Trotzdem werde ich plötzlich von Unruhe gepackt. Ich hole meinen Rucksack
aus der Gepäckablage, öffne ihn und erstarre - er ist voller
zusammengerollter Socken. Nichts als Socken. Keine Hosen, Pullover, Jacken,
kein Geld, keine Versicherungskarte, kein Proviant, nur Socken. -
Schweißgebadet wache ich auf. Gott sei Dank, nur ein Traum.

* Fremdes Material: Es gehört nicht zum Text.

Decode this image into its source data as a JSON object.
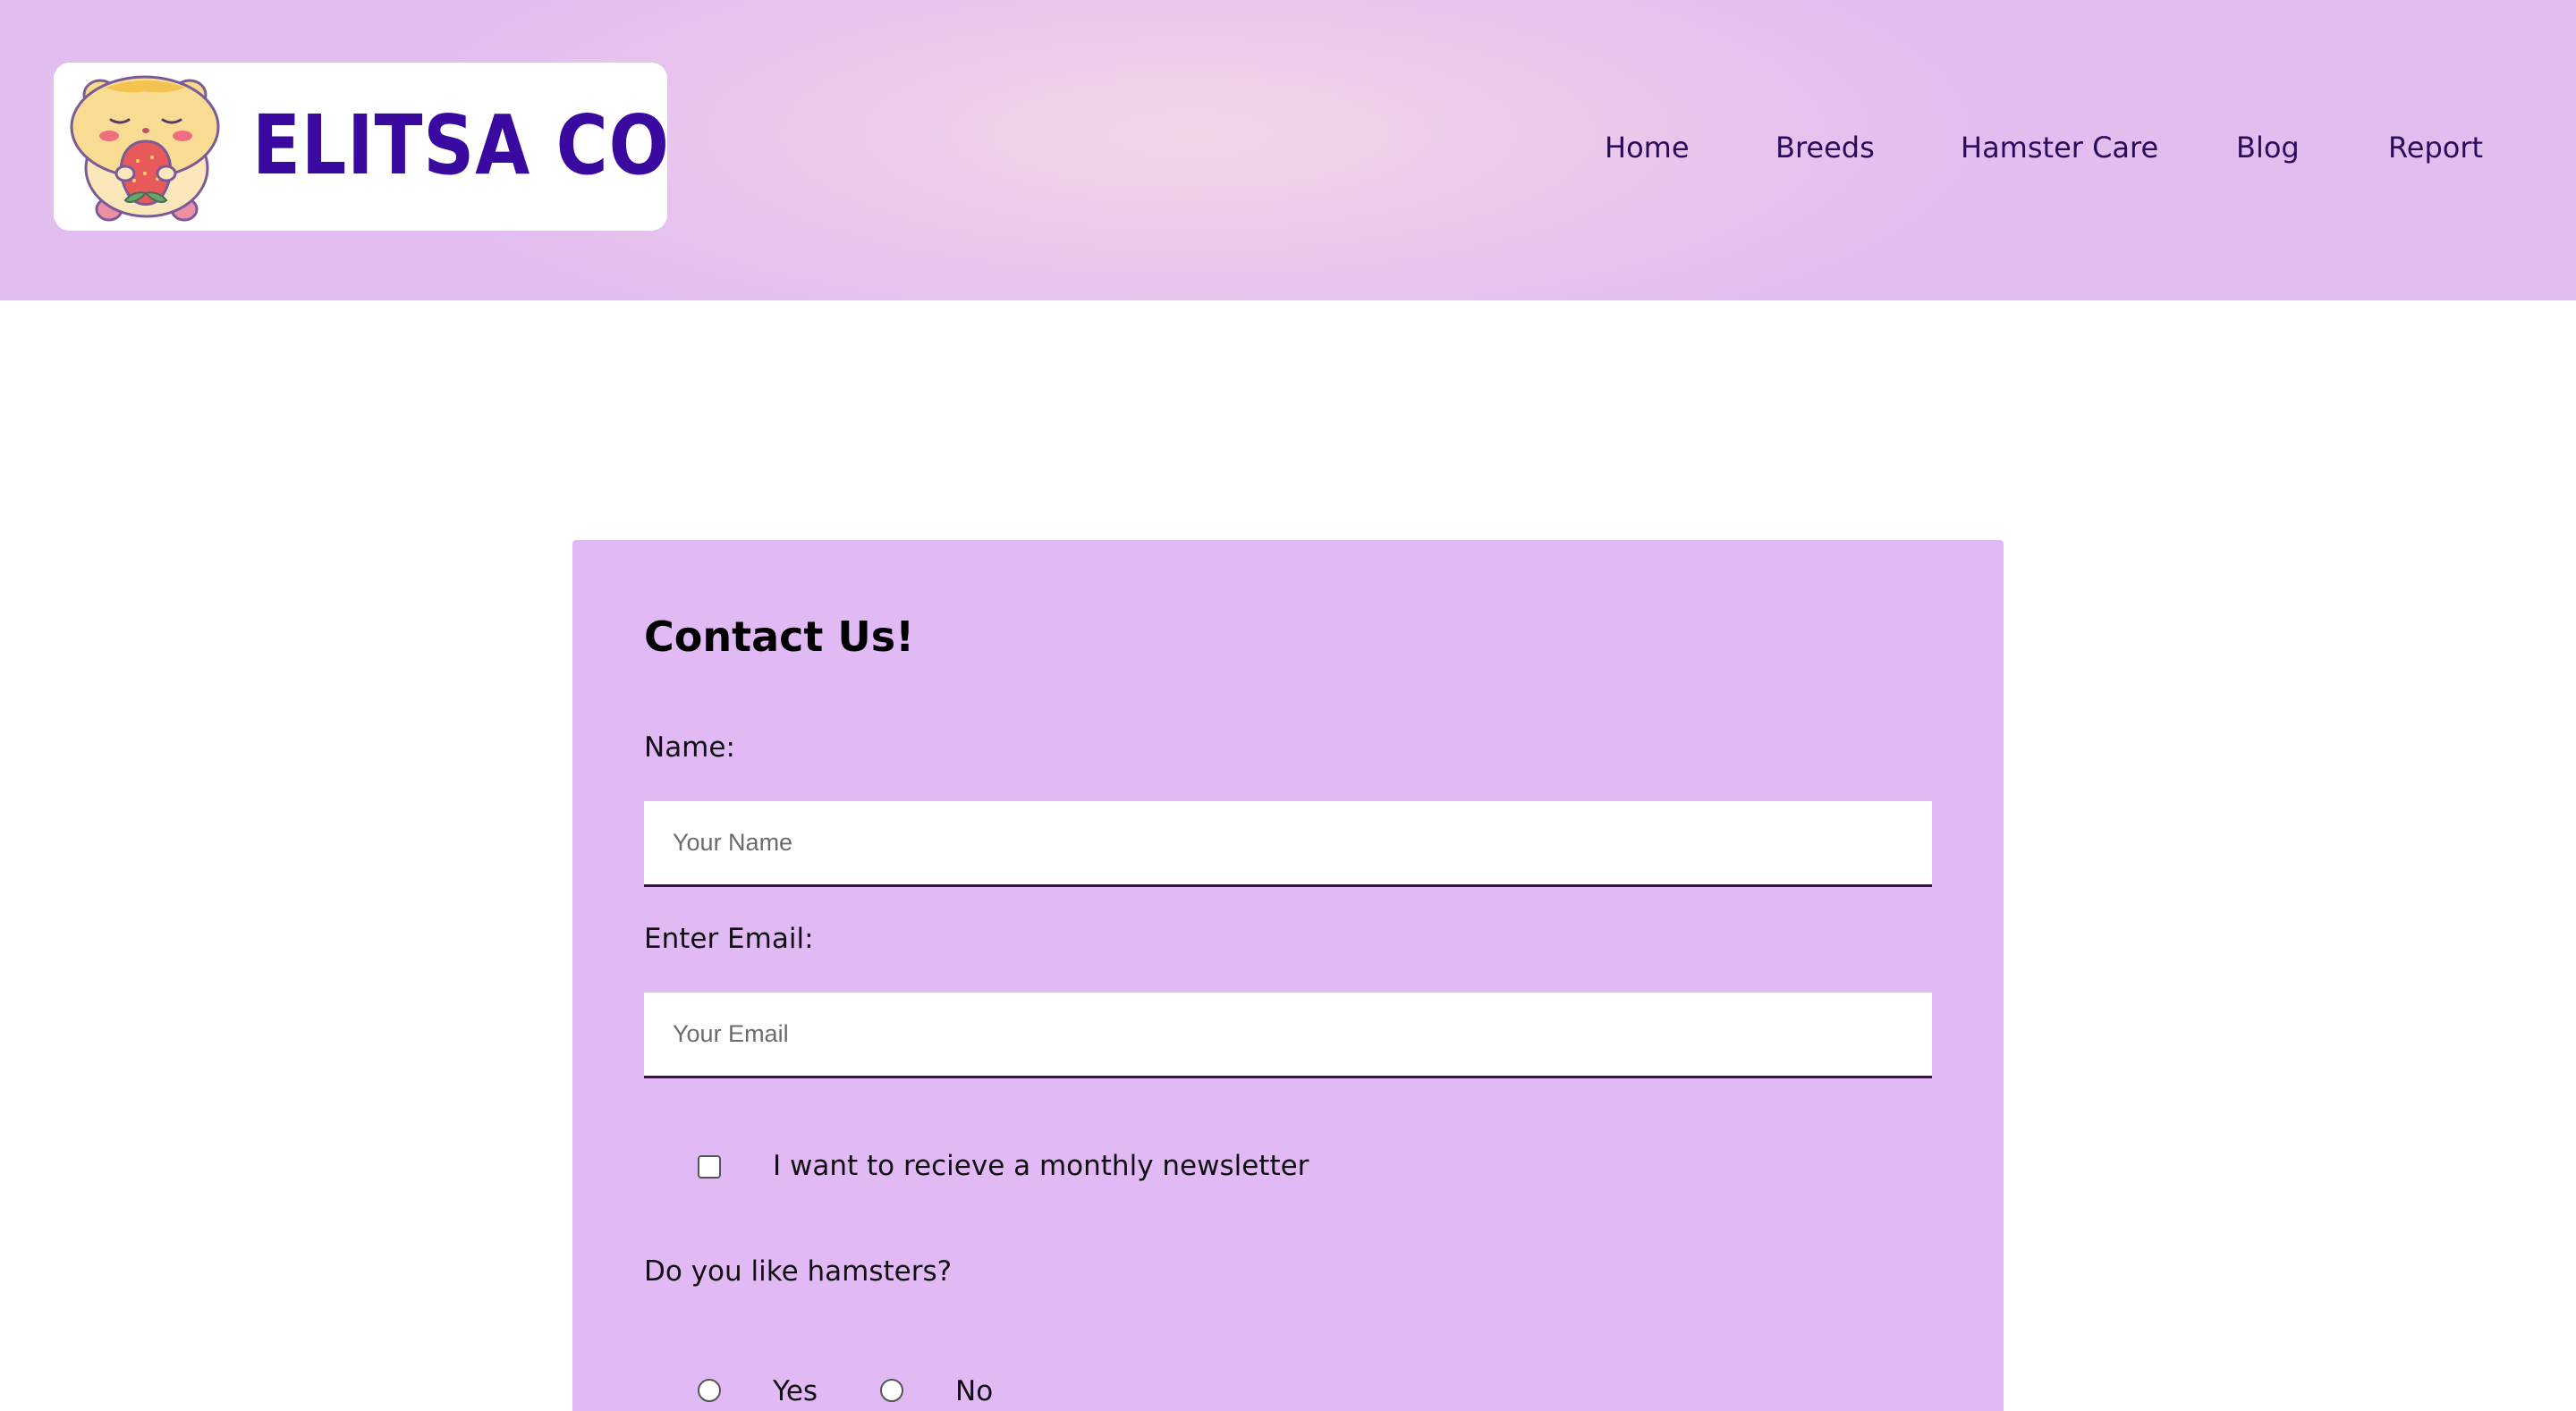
{
  "brand": {
    "name": "ELITSA CO",
    "logo_icon": "hamster-with-strawberry-icon",
    "color": "#3a0aa0"
  },
  "nav": {
    "items": [
      {
        "label": "Home"
      },
      {
        "label": "Breeds"
      },
      {
        "label": "Hamster Care"
      },
      {
        "label": "Blog"
      },
      {
        "label": "Report"
      }
    ]
  },
  "form": {
    "title": "Contact Us!",
    "name_label": "Name:",
    "name_placeholder": "Your Name",
    "name_value": "",
    "email_label": "Enter Email:",
    "email_placeholder": "Your Email",
    "email_value": "",
    "newsletter_label": "I want to recieve a monthly newsletter",
    "newsletter_checked": false,
    "question": "Do you like hamsters?",
    "options": [
      {
        "label": "Yes",
        "selected": false
      },
      {
        "label": "No",
        "selected": false
      }
    ]
  },
  "colors": {
    "header_bg": "#e2bdf0",
    "card_bg": "#e0b9f5",
    "nav_text": "#2a0a5a"
  }
}
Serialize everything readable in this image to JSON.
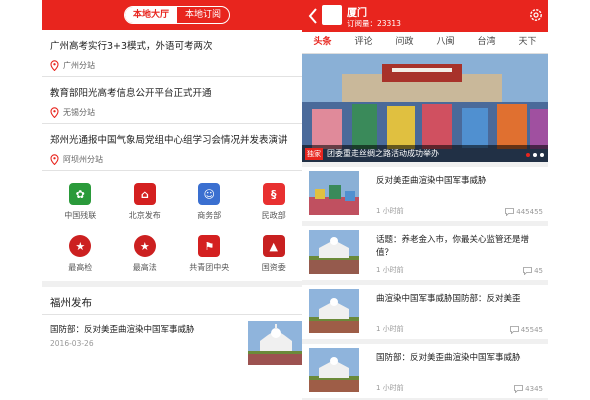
{
  "left": {
    "tabs": [
      "本地大厅",
      "本地订阅"
    ],
    "news": [
      {
        "title": "广州高考实行3+3模式，外语可考两次",
        "source": "广州分站"
      },
      {
        "title": "教育部阳光高考信息公开平台正式开通",
        "source": "无锡分站"
      },
      {
        "title": "郑州光通报中国气象局党组中心组学习会情况并发表演讲",
        "source": "阿坝州分站"
      }
    ],
    "grid": [
      {
        "label": "中国残联",
        "icon": "disabled-federation-icon",
        "color": "#2a9a3a"
      },
      {
        "label": "北京发布",
        "icon": "beijing-tiananmen-icon",
        "color": "#d42020"
      },
      {
        "label": "商务部",
        "icon": "commerce-ministry-icon",
        "color": "#3a6fd0"
      },
      {
        "label": "民政部",
        "icon": "civil-affairs-icon",
        "color": "#e83030"
      },
      {
        "label": "最高检",
        "icon": "procuratorate-emblem-icon",
        "color": "#cc2020"
      },
      {
        "label": "最高法",
        "icon": "court-emblem-icon",
        "color": "#cc2020"
      },
      {
        "label": "共青团中央",
        "icon": "youth-league-flag-icon",
        "color": "#d42020"
      },
      {
        "label": "国资委",
        "icon": "sasac-logo-icon",
        "color": "#c82020"
      }
    ],
    "section_title": "福州发布",
    "article": {
      "title": "国防部：反对美歪曲渲染中国军事威胁",
      "date": "2016-03-26"
    }
  },
  "right": {
    "city": "厦门",
    "subscribers": "订阅量：23313",
    "tabs": [
      "头条",
      "评论",
      "问政",
      "八闽",
      "台湾",
      "天下"
    ],
    "hero": {
      "tag": "独家",
      "caption": "团委重走丝绸之路活动成功举办"
    },
    "items": [
      {
        "title": "反对美歪曲渲染中国军事威胁",
        "time": "1 小时前",
        "comments": "445455"
      },
      {
        "title": "话题：养老金入市，你最关心监管还是增值？",
        "time": "1 小时前",
        "comments": "45"
      },
      {
        "title": "曲渲染中国军事威胁国防部：反对美歪",
        "time": "1 小时前",
        "comments": "45545"
      },
      {
        "title": "国防部：反对美歪曲渲染中国军事威胁",
        "time": "1 小时前",
        "comments": "4345"
      }
    ]
  },
  "colors": {
    "brand_red": "#e8251e"
  }
}
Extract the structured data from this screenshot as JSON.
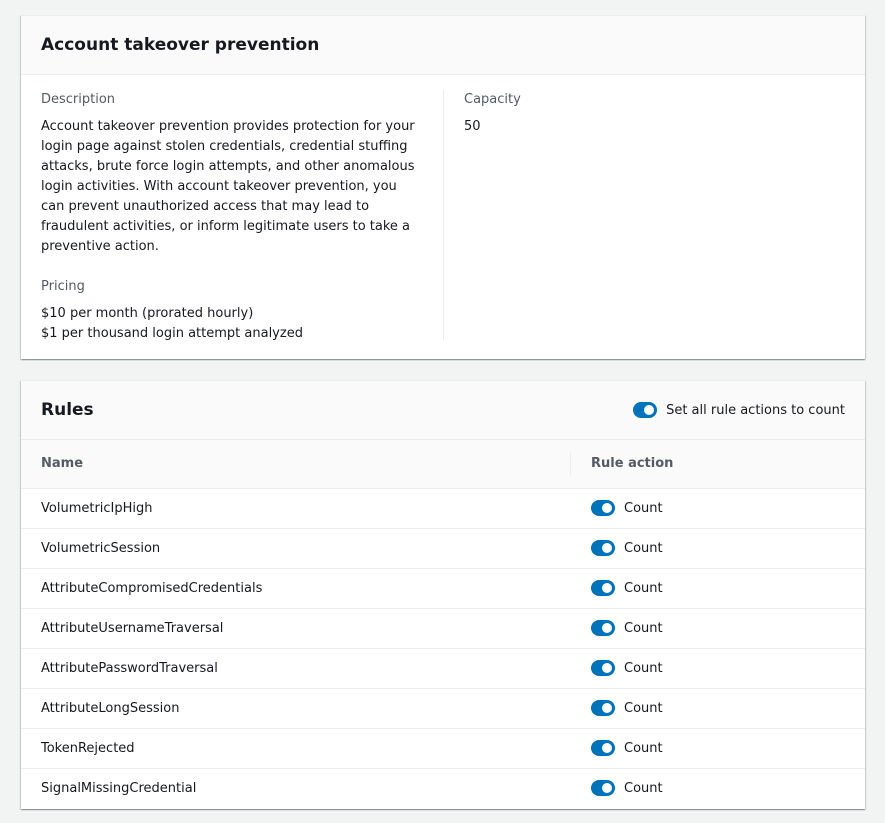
{
  "overview": {
    "title": "Account takeover prevention",
    "description_label": "Description",
    "description_text": "Account takeover prevention provides protection for your login page against stolen credentials, credential stuffing attacks, brute force login attempts, and other anomalous login activities. With account takeover prevention, you can prevent unauthorized access that may lead to fraudulent activities, or inform legitimate users to take a preventive action.",
    "pricing_label": "Pricing",
    "pricing_lines": [
      "$10 per month (prorated hourly)",
      "$1 per thousand login attempt analyzed"
    ],
    "capacity_label": "Capacity",
    "capacity_value": "50"
  },
  "rules": {
    "title": "Rules",
    "set_all_label": "Set all rule actions to count",
    "set_all_on": true,
    "columns": [
      "Name",
      "Rule action"
    ],
    "items": [
      {
        "name": "VolumetricIpHigh",
        "action": "Count",
        "on": true
      },
      {
        "name": "VolumetricSession",
        "action": "Count",
        "on": true
      },
      {
        "name": "AttributeCompromisedCredentials",
        "action": "Count",
        "on": true
      },
      {
        "name": "AttributeUsernameTraversal",
        "action": "Count",
        "on": true
      },
      {
        "name": "AttributePasswordTraversal",
        "action": "Count",
        "on": true
      },
      {
        "name": "AttributeLongSession",
        "action": "Count",
        "on": true
      },
      {
        "name": "TokenRejected",
        "action": "Count",
        "on": true
      },
      {
        "name": "SignalMissingCredential",
        "action": "Count",
        "on": true
      }
    ]
  },
  "colors": {
    "toggle_on": "#0073bb",
    "background": "#f2f3f3",
    "panel": "#ffffff",
    "header": "#fafafa"
  }
}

Zentnerschwer ist der Stein, der von meinem Herzen poltert, eigentlich
sollte er das ganze Haus aufwecken. Aber sogar Lothar neben mir
schläft selig schnorchelnd weiter und ahnt nichts von meiner
eben durchstandenen Panik. Da ist sie mal wieder: die Angst vor der
eigenen Courage. In der Nacht gewinnt sie Oberhand. Ich kenne das.
So ist es mir schon immer vor größeren Abenteuerreisen
gegangen: einige Wochen, bevor es losgeht, ergreift mich eine wilde
Mischung aus Verwegenheit und Angst. Die Nacht gehört den Albträumen.
Am Tag dominiert die Vorfreude.
Jetzt ist es die Vorfreude auf
sechs Wochen Ausszeit, die Vorfreude auf das Abenteuer, zu Fuß
die Alpen zu überqueren. Immer wieder, wenn wir in den Alpen
unterwegs waren, haben wir davon gesprochen, dass wir einmal in
unserem Leben den Weg von München nach Venedig gehen wollen,
einmal die Alpen überqueren. Wir waren schon öfter zur
Kunst-Biennale da, immer haben wir davon geredet, wie verrückt
es sein müsste, mal zu Fuß aus diesem Anlass nach
Venedig zu gehen. Spinnerei! Woher so viel Urlaub auf einmal
nehmen? Und was das wohl kostet! Utopisch, dachten wir jahrelang.
Dann, mit einem Mal ist es soweit, wenn nicht jetzt, dann nie.
Lothar als Freiberufler kann sich sechs Wochen frei schaufeln.
Bei mir in der Beratungsstelle geht gerade alles drunter und
drüber, da kommt es auch nicht mehr darauf an, wenn ich
ungewöhnlich viel Urlaub auf einmal nehme. Ich brauche die
Zeit, um einmal aus allem rauszukommen, mich neu zu sortieren,
ich will die Zeit.
Eine Woche vor Beginn der Reise
fällt in einer Vorstandssitzung
plötzlich der Begriff "Urlaubssperre". Ich stelle mich taub.
Ein Kollege springt in die Bresche und erklärt, dass das nicht
nötig sei. Die Diskussion wird fallengelassen, ich bin heilfroh.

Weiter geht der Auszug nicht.